At the end, the Times article unintentionally echoes St. Paul:
“Within the walls of the prison hospice, all the invisible boundaries of the world have fallen down. Black men give meal trays to [dying] white men with swastikas tattooed on their faces, Crips play cards with Bloods, and a terminal Latino with cirrhosis gets his hair cut by an Asian with whom he previously wouldn’t have peaceably shared a cellblock.”
The way God has chosen to heal the world is the church— that’s what we forget whenever we argue about the Church and Politics. We’re the nard that God has purchased at great cost to himself to lavish Christ upon the dying world.
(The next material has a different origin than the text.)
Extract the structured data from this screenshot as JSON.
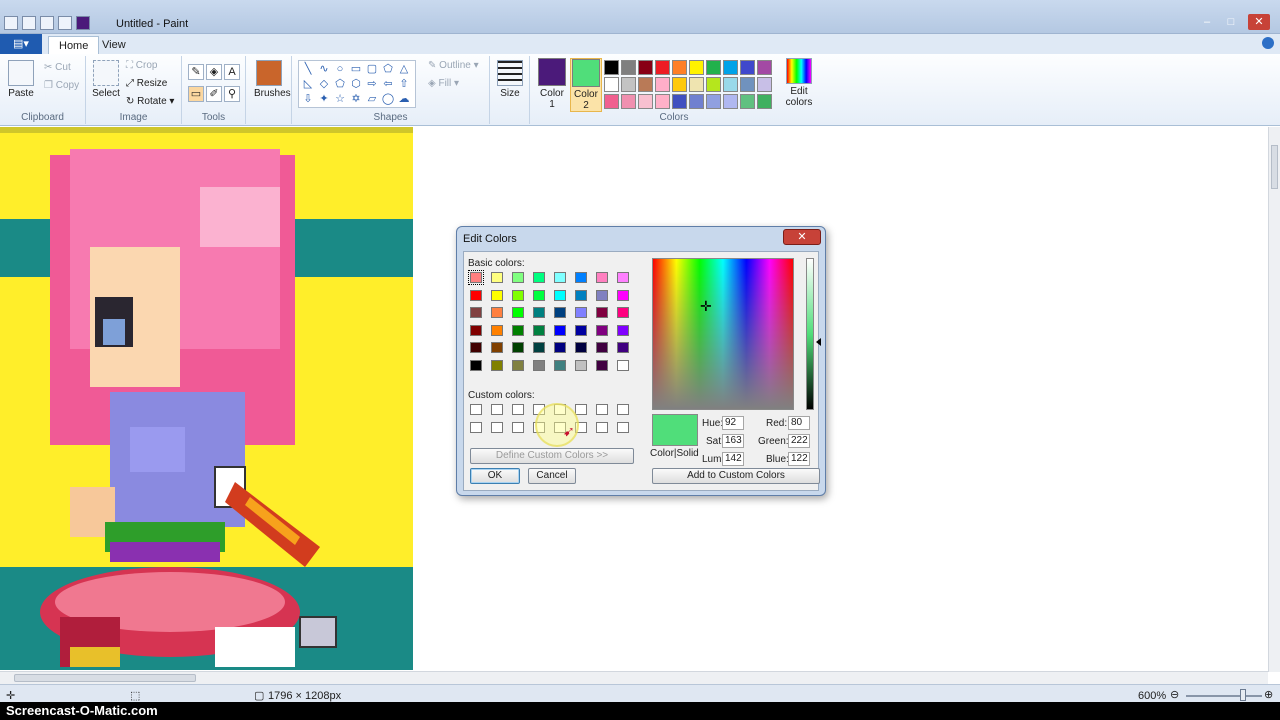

It’s not that grace— what God has done for us in Jesus Christ— makes what we do as Christians incidental or unimportant. It’s that what we do as Christians should be unintelligible— an expensive waste, even— if God has not raised Jesus Christ from the dead.
Well said and much wisdom in these words.
It does. But the work of the Body takes place through the vocations of the members. And we can't ignore the parallel overarching conversation in our current culture which seeks to silence people and drive them away from civic engagement because it is such a "nasty business" or to frighten then from the new heresy of "Christian nationalism." At a time when more people should feel encouraged to engage in civic life they hear (and perhaps mishear) that this is not how God is working in the world today. But he most certainly is. Wherever we are trying and failing to create truth, beauty, healing, and safety - and failing - God's left handed power is evident.